Kota Surakarta (Humas) – Sinergi untuk keberlangsungan eksistensi organisasi hari ini sudah tidak terlakan. Begitu pula dirasakan oleh media Radio Republik Indonesia (RRI). Di tengah gempuran era media sosial mainstream yang hari ini mungkin bisa dibilang menjadi puncaknya, RRI mampu membuktikan dirinya masih bertahan. Seakan-akan memberikan Gambaran seperti symbiosis mutualisme, RRI dan Kementerian Agama saling menyadari bahwa mempererat hubungan dan mewujudkannya menjadi kolaborasi yang menghasilkan sinergi untuk meningkatkan corporate value hingga mewujudkan layanan berdampak penting untuk diwujudkan.
Pagi ini, Kamis (29/1/2026), RRI Kota Surakarta diwakili oleh Kepala Kantor Bambang Dwiana, Pranata Siaran Ahli Madya Indah Wulandari dan Pranata Siaran Ahli Pertama Aditya Nurcahya Setiaji melaksanakan audiensi ke Kankemenag Kota Surakarta. Kehadiran jajaran RRI disambut hangat oleh Kepala Kankemenag Ahmad Ulin Nur Hafsun didampingi Kepala Seksi Bimbingan Masyarakat (Bimas) Islam Achmad Arifin dan pelaksana tugas bidang humas.
Kunjungan audiensi tersebut bermuara pada satu tujuan sinergi yang akan dituangkan dalam dokumen legal bernilai strategis yakni Perjanjian Kerja Sama Siaran Layanan Keagamaan Berdampak untuk Kota Surakarta. Tidak mau melewatkan kesempatan berharga, Ahmad Ulin Nur Hafsun memanfaatkan audiensi pagi ini dengan menjabarkan overview layanan keagmaan yang tercantum dalam Asta Protas (delapan program pprioritas) usai bidang haji saat ini terpisah dari Kemenag.
“Menika merupakan Asta Protas Kemenag. Pada poin sukseskan haji, sekarang sudah diganti dengan pemberdayaan rumah ibadah,” tutur Ahmad Ulin Nur Hafsun.

Lebih lanjut, Ahmad Ulin Nur Hafsun menagskan tekad kuat dari perspektif pimpinan, dengan segala upaya selalu mengutamakan tujuan memajukan organisasi. Ia mengatakan bahwa ide dan gagasan yang muncul harus diuji publik dan sebaiknya ada duplikasi kesuksesan program atau inovasi tersebut, dari satu unit kerja ke unit kerja lainnya.

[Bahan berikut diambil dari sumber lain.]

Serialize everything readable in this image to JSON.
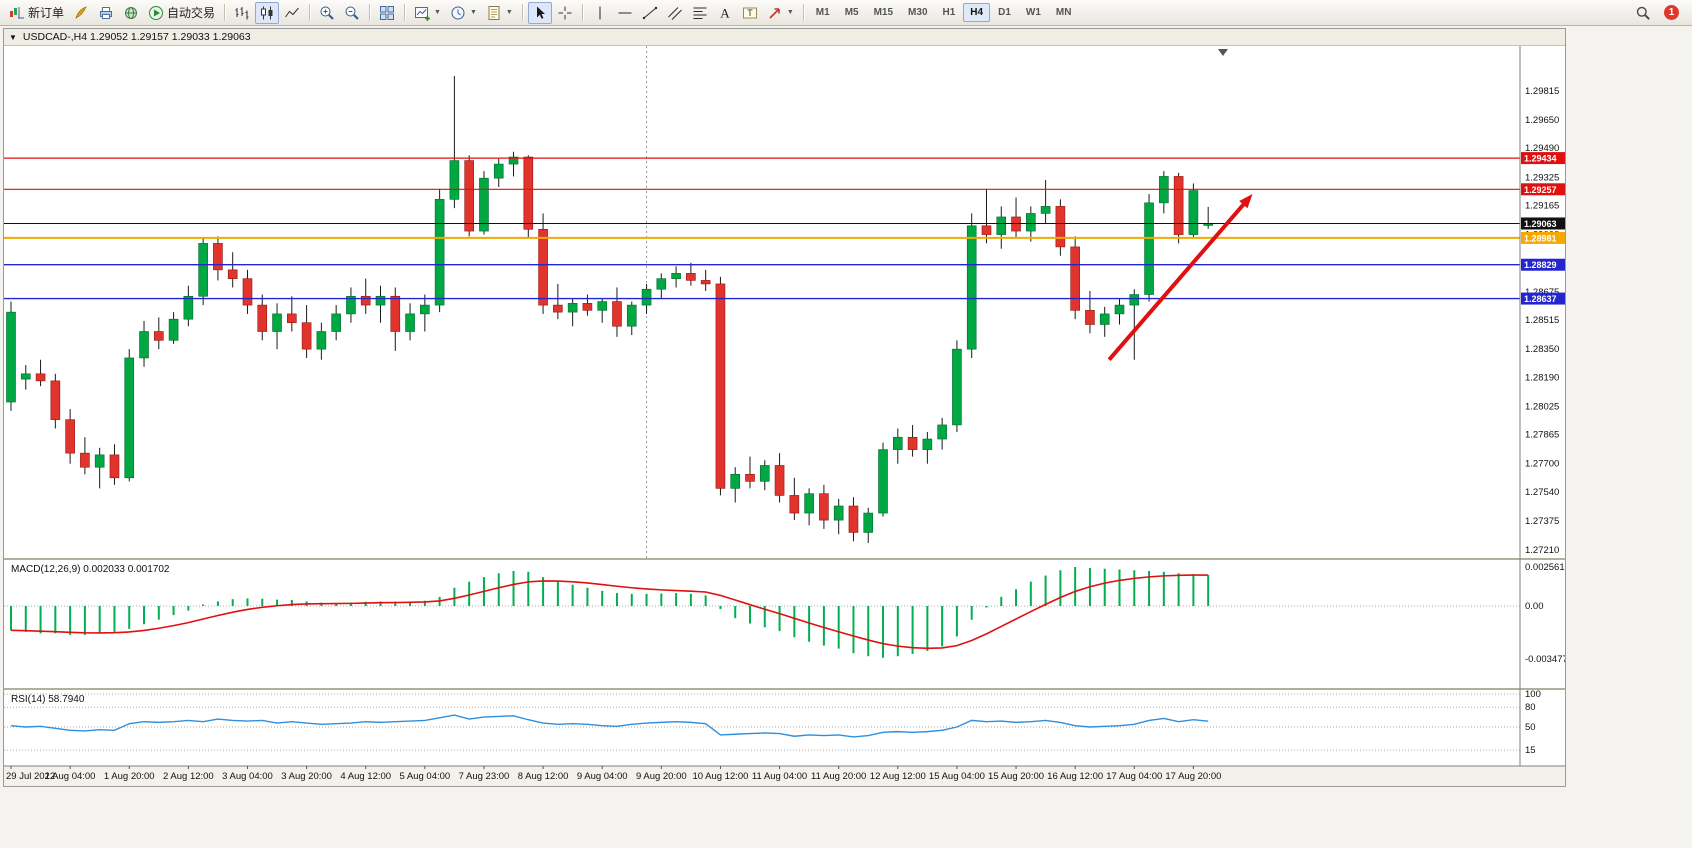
{
  "toolbar": {
    "notification_count": "1",
    "timeframes": [
      "M1",
      "M5",
      "M15",
      "M30",
      "H1",
      "H4",
      "D1",
      "W1",
      "MN"
    ],
    "active_timeframe": "H4",
    "buttons": [
      {
        "name": "new-order-button",
        "icon": "new-order",
        "label": "新订单"
      },
      {
        "name": "metaeditor-button",
        "icon": "quill"
      },
      {
        "name": "print-button",
        "icon": "print"
      },
      {
        "name": "refresh-button",
        "icon": "globe"
      },
      {
        "name": "autotrading-button",
        "icon": "play",
        "label": "自动交易"
      },
      {
        "sep": true
      },
      {
        "name": "bar-chart-button",
        "icon": "bars"
      },
      {
        "name": "candlestick-chart-button",
        "icon": "candles",
        "active": true
      },
      {
        "name": "line-chart-button",
        "icon": "linechart"
      },
      {
        "sep": true
      },
      {
        "name": "zoom-in-button",
        "icon": "zoom-in"
      },
      {
        "name": "zoom-out-button",
        "icon": "zoom-out"
      },
      {
        "sep": true
      },
      {
        "name": "tile-windows-button",
        "icon": "tile"
      },
      {
        "sep": true
      },
      {
        "name": "new-chart-button",
        "icon": "new-chart",
        "dropdown": true
      },
      {
        "name": "periods-button",
        "icon": "clock",
        "dropdown": true
      },
      {
        "name": "templates-button",
        "icon": "template",
        "dropdown": true
      },
      {
        "sep": true
      },
      {
        "name": "cursor-button",
        "icon": "cursor",
        "active": true
      },
      {
        "name": "crosshair-button",
        "icon": "crosshair"
      },
      {
        "sep": true
      },
      {
        "name": "vertical-line-button",
        "icon": "vline"
      },
      {
        "name": "horizontal-line-button",
        "icon": "hline"
      },
      {
        "name": "trendline-button",
        "icon": "trendline"
      },
      {
        "name": "channel-button",
        "icon": "channel"
      },
      {
        "name": "fibonacci-button",
        "icon": "fibonacci"
      },
      {
        "name": "text-button",
        "icon": "text"
      },
      {
        "name": "text-label-button",
        "icon": "text-label"
      },
      {
        "name": "arrows-button",
        "icon": "arrow",
        "dropdown": true
      },
      {
        "sep": true
      }
    ]
  },
  "chart_window": {
    "collapse_glyph": "▼",
    "title": "USDCAD-,H4 1.29052 1.29157 1.29033 1.29063"
  },
  "chart_data": {
    "type": "candlestick",
    "symbol": "USDCAD-",
    "timeframe": "H4",
    "ohlc_current": {
      "open": 1.29052,
      "high": 1.29157,
      "low": 1.29033,
      "close": 1.29063
    },
    "ylim": [
      1.27165,
      1.3007
    ],
    "price_ticks": [
      "1.29815",
      "1.29650",
      "1.29490",
      "1.29325",
      "1.29165",
      "1.29000",
      "1.28840",
      "1.28675",
      "1.28515",
      "1.28350",
      "1.28190",
      "1.28025",
      "1.27865",
      "1.27700",
      "1.27540",
      "1.27375",
      "1.27210"
    ],
    "time_labels": [
      "29 Jul 2022",
      "1 Aug 04:00",
      "1 Aug 20:00",
      "2 Aug 12:00",
      "3 Aug 04:00",
      "3 Aug 20:00",
      "4 Aug 12:00",
      "5 Aug 04:00",
      "7 Aug 23:00",
      "8 Aug 12:00",
      "9 Aug 04:00",
      "9 Aug 20:00",
      "10 Aug 12:00",
      "11 Aug 04:00",
      "11 Aug 20:00",
      "12 Aug 12:00",
      "15 Aug 04:00",
      "15 Aug 20:00",
      "16 Aug 12:00",
      "17 Aug 04:00",
      "17 Aug 20:00"
    ],
    "time_label_step": 4,
    "candles": [
      [
        1.2805,
        1.2862,
        1.28,
        1.2856
      ],
      [
        1.2818,
        1.2826,
        1.2812,
        1.2821
      ],
      [
        1.2821,
        1.2829,
        1.2814,
        1.2817
      ],
      [
        1.2817,
        1.2821,
        1.279,
        1.2795
      ],
      [
        1.2795,
        1.2801,
        1.277,
        1.2776
      ],
      [
        1.2776,
        1.2785,
        1.2764,
        1.2768
      ],
      [
        1.2768,
        1.2779,
        1.2756,
        1.2775
      ],
      [
        1.2775,
        1.2781,
        1.2758,
        1.2762
      ],
      [
        1.2762,
        1.2835,
        1.276,
        1.283
      ],
      [
        1.283,
        1.2851,
        1.2825,
        1.2845
      ],
      [
        1.2845,
        1.2853,
        1.2835,
        1.284
      ],
      [
        1.284,
        1.2856,
        1.2838,
        1.2852
      ],
      [
        1.2852,
        1.2871,
        1.2848,
        1.2865
      ],
      [
        1.2865,
        1.2898,
        1.286,
        1.2895
      ],
      [
        1.2895,
        1.2899,
        1.2874,
        1.288
      ],
      [
        1.288,
        1.289,
        1.287,
        1.2875
      ],
      [
        1.2875,
        1.288,
        1.2855,
        1.286
      ],
      [
        1.286,
        1.2866,
        1.284,
        1.2845
      ],
      [
        1.2845,
        1.2861,
        1.2835,
        1.2855
      ],
      [
        1.2855,
        1.2865,
        1.2845,
        1.285
      ],
      [
        1.285,
        1.286,
        1.283,
        1.2835
      ],
      [
        1.2835,
        1.285,
        1.2829,
        1.2845
      ],
      [
        1.2845,
        1.286,
        1.284,
        1.2855
      ],
      [
        1.2855,
        1.287,
        1.285,
        1.2865
      ],
      [
        1.2865,
        1.2875,
        1.2855,
        1.286
      ],
      [
        1.286,
        1.2871,
        1.285,
        1.2865
      ],
      [
        1.2865,
        1.287,
        1.2834,
        1.2845
      ],
      [
        1.2845,
        1.2861,
        1.284,
        1.2855
      ],
      [
        1.2855,
        1.2866,
        1.2845,
        1.286
      ],
      [
        1.286,
        1.2926,
        1.2856,
        1.292
      ],
      [
        1.292,
        1.299,
        1.2915,
        1.2942
      ],
      [
        1.2942,
        1.2945,
        1.2899,
        1.2902
      ],
      [
        1.2902,
        1.2936,
        1.29,
        1.2932
      ],
      [
        1.2932,
        1.2943,
        1.2927,
        1.294
      ],
      [
        1.294,
        1.2947,
        1.2933,
        1.2944
      ],
      [
        1.2944,
        1.2945,
        1.2898,
        1.2903
      ],
      [
        1.2903,
        1.2912,
        1.2855,
        1.286
      ],
      [
        1.286,
        1.2872,
        1.2852,
        1.2856
      ],
      [
        1.2856,
        1.2864,
        1.2848,
        1.2861
      ],
      [
        1.2861,
        1.2866,
        1.2854,
        1.2857
      ],
      [
        1.2857,
        1.2864,
        1.285,
        1.2862
      ],
      [
        1.2862,
        1.287,
        1.2842,
        1.2848
      ],
      [
        1.2848,
        1.2862,
        1.2843,
        1.286
      ],
      [
        1.286,
        1.2872,
        1.2855,
        1.2869
      ],
      [
        1.2869,
        1.2878,
        1.2864,
        1.2875
      ],
      [
        1.2875,
        1.2882,
        1.287,
        1.2878
      ],
      [
        1.2878,
        1.2884,
        1.2871,
        1.2874
      ],
      [
        1.2874,
        1.288,
        1.2868,
        1.2872
      ],
      [
        1.2872,
        1.2876,
        1.2752,
        1.2756
      ],
      [
        1.2756,
        1.2768,
        1.2748,
        1.2764
      ],
      [
        1.2764,
        1.2774,
        1.2756,
        1.276
      ],
      [
        1.276,
        1.2772,
        1.2755,
        1.2769
      ],
      [
        1.2769,
        1.2776,
        1.2748,
        1.2752
      ],
      [
        1.2752,
        1.2762,
        1.2738,
        1.2742
      ],
      [
        1.2742,
        1.2756,
        1.2735,
        1.2753
      ],
      [
        1.2753,
        1.2758,
        1.2733,
        1.2738
      ],
      [
        1.2738,
        1.275,
        1.273,
        1.2746
      ],
      [
        1.2746,
        1.2751,
        1.2726,
        1.2731
      ],
      [
        1.2731,
        1.2745,
        1.2725,
        1.2742
      ],
      [
        1.2742,
        1.2782,
        1.274,
        1.2778
      ],
      [
        1.2778,
        1.279,
        1.277,
        1.2785
      ],
      [
        1.2785,
        1.2792,
        1.2774,
        1.2778
      ],
      [
        1.2778,
        1.2788,
        1.277,
        1.2784
      ],
      [
        1.2784,
        1.2796,
        1.2778,
        1.2792
      ],
      [
        1.2792,
        1.284,
        1.2788,
        1.2835
      ],
      [
        1.2835,
        1.2912,
        1.283,
        1.2905
      ],
      [
        1.2905,
        1.2926,
        1.2895,
        1.29
      ],
      [
        1.29,
        1.2916,
        1.2892,
        1.291
      ],
      [
        1.291,
        1.2921,
        1.2898,
        1.2902
      ],
      [
        1.2902,
        1.2916,
        1.2896,
        1.2912
      ],
      [
        1.2912,
        1.2931,
        1.2906,
        1.2916
      ],
      [
        1.2916,
        1.292,
        1.2888,
        1.2893
      ],
      [
        1.2893,
        1.2899,
        1.2852,
        1.2857
      ],
      [
        1.2857,
        1.2868,
        1.2844,
        1.2849
      ],
      [
        1.2849,
        1.2859,
        1.2842,
        1.2855
      ],
      [
        1.2855,
        1.2864,
        1.2849,
        1.286
      ],
      [
        1.286,
        1.2869,
        1.2829,
        1.2866
      ],
      [
        1.2866,
        1.2923,
        1.2862,
        1.2918
      ],
      [
        1.2918,
        1.2936,
        1.2912,
        1.2933
      ],
      [
        1.2933,
        1.2935,
        1.2895,
        1.29
      ],
      [
        1.29,
        1.2929,
        1.2898,
        1.2925
      ],
      [
        1.29052,
        1.29157,
        1.29033,
        1.29063
      ]
    ],
    "hlines": [
      {
        "price": 1.29434,
        "label": "1.29434",
        "color": "#e01010",
        "width": 1.2
      },
      {
        "price": 1.29257,
        "label": "1.29257",
        "color": "#e01010",
        "width": 1.2
      },
      {
        "price": 1.29063,
        "label": "1.29063",
        "color": "#111111",
        "width": 1
      },
      {
        "price": 1.28981,
        "label": "1.28981",
        "color": "#f5a800",
        "width": 2
      },
      {
        "price": 1.28829,
        "label": "1.28829",
        "color": "#2525d0",
        "width": 1.4
      },
      {
        "price": 1.28637,
        "label": "1.28637",
        "color": "#2525d0",
        "width": 1.4
      }
    ],
    "trend_arrow": {
      "from_index": 74.3,
      "from_price": 1.2829,
      "to_index": 84.0,
      "to_price": 1.2923,
      "color": "#e01010"
    },
    "separator_index": 43,
    "shift_marker_index": 82,
    "macd": {
      "label": "MACD(12,26,9)",
      "value": "0.002033",
      "signal": "0.001702",
      "axis_labels": [
        "0.002561",
        "0.00",
        "-0.003477"
      ],
      "axis_values": [
        0.002561,
        0,
        -0.003477
      ],
      "histogram_color": "#00b050",
      "signal_color": "#e01010",
      "values": [
        -0.0016,
        -0.0017,
        -0.0018,
        -0.0018,
        -0.0019,
        -0.0019,
        -0.0018,
        -0.0017,
        -0.0015,
        -0.0012,
        -0.0009,
        -0.0006,
        -0.0003,
        0.0001,
        0.0003,
        0.00045,
        0.0005,
        0.00048,
        0.00042,
        0.0004,
        0.0003,
        0.00022,
        0.0002,
        0.00022,
        0.00028,
        0.0003,
        0.00028,
        0.0003,
        0.00035,
        0.0006,
        0.0012,
        0.0016,
        0.0019,
        0.00215,
        0.0023,
        0.00225,
        0.0019,
        0.0016,
        0.0014,
        0.0012,
        0.001,
        0.00085,
        0.0008,
        0.0008,
        0.00082,
        0.00085,
        0.0008,
        0.0007,
        -0.0002,
        -0.0008,
        -0.00115,
        -0.0014,
        -0.00165,
        -0.00205,
        -0.00235,
        -0.0026,
        -0.0028,
        -0.0031,
        -0.0033,
        -0.0034,
        -0.0033,
        -0.00315,
        -0.00295,
        -0.00265,
        -0.002,
        -0.0009,
        -0.0001,
        0.0006,
        0.0011,
        0.0016,
        0.002,
        0.00235,
        0.00256,
        0.0025,
        0.00245,
        0.0024,
        0.00235,
        0.0023,
        0.00225,
        0.00215,
        0.0021,
        0.00203
      ]
    },
    "rsi": {
      "label": "RSI(14)",
      "value": "58.7940",
      "levels": [
        100,
        80,
        50,
        15
      ],
      "line_color": "#2f8fdd",
      "values": [
        52,
        50,
        51,
        48,
        45,
        44,
        46,
        45,
        55,
        58,
        57,
        58,
        60,
        58,
        62,
        60,
        59,
        60,
        56,
        58,
        56,
        54,
        55,
        56,
        58,
        57,
        58,
        59,
        60,
        64,
        68,
        62,
        65,
        66,
        67,
        61,
        56,
        54,
        55,
        54,
        52,
        51,
        54,
        56,
        57,
        58,
        57,
        55,
        38,
        39,
        40,
        41,
        40,
        36,
        38,
        37,
        38,
        35,
        37,
        42,
        43,
        42,
        43,
        45,
        50,
        60,
        58,
        59,
        57,
        58,
        60,
        57,
        52,
        50,
        51,
        52,
        54,
        60,
        63,
        58,
        61,
        58.79
      ]
    },
    "colors": {
      "up": "#00a843",
      "down": "#e0342c",
      "wick": "#1a1a1a",
      "background": "#ffffff"
    }
  }
}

“Karena kalau kami ini, berfikirnya adalah tentang bagaimana caranya memajukan, kantor mendukung, mendorong, dan menyediakan sarana atau media untuk menyukseskan program atau inovasi tersebut. Dan secara garis besar, layanan Kemenag terbagi menjadi dua secara garis besar yaitu layanan keagamaan dan layanan pendidikan,” lanjutnya.
Sementara itu, Bambang Dwiana mengutarakan susudt pandang kondisi industry media saat ini. Bambang Dwiana menyampaikan bahwa hari ini, konten siaran televisi mulai menyentuh titik jenuh. Seolah-olah menyiratkan bahwa pemberitaan yang tayang terkesan monoton, sedangkan konten media sosial hari ini semakin beragam meskipun kerap dipertanyakan validitasnya.
“Karena di medsos saat ini yang viral belum tentu in line dengan visi organisasi organisasi,” ujarnya. Dalam situasi carut marut variasi informasi dan konten, RRI memposisikan diri sebagai penengah yang aktif memverifikasi berbagai konten yang beredar, meski diakui tugas tersebut tidaklah ringan.
Ahmad Ulin Nur Hafsun berpesan kepada RRI agar kerja sama yang dirancang nanti juga harus mempertimbangkan aspek legal dan etika. Kode etik jurnalistik turut dibahas untuk dibahas dalam klausul teknis perjanjian kerja sama, memastikan informasi yang disiarkan tidak hanya berdampak tetapi juga akurat, transparan dan memenuhi unsur akuntabilitas. Sinergi ini diharapkan dapat menjadi model dalam menyajikan informasi keagamaan yang terpercaya dan berkualitas kepada publik.
Melalui kerja sama ini, Kankemenag Kota Surakarta memperkuat perannya sebagai pemberi informasi layanan keagamaan yang berdampak langsung bagi masyarakat. Dengan memanfaatkan kanal siaran RRI yang sudah valid terpercaya dan menjangkau segmen anak muda (RRI pro 2 dan RRI pro 3), berbagai program dalam kerangka Asta Protas Kemenag dapat dipublikasikan dengan gencar secara lebih efektif dan luas. Program layanan berdampak yang pasti dalam waktu dekat akan dilaksanakan yaitu siaran keagamaan dalam satu bulan penuh di Ramadan 1447 H/ 2026 M. (rmd)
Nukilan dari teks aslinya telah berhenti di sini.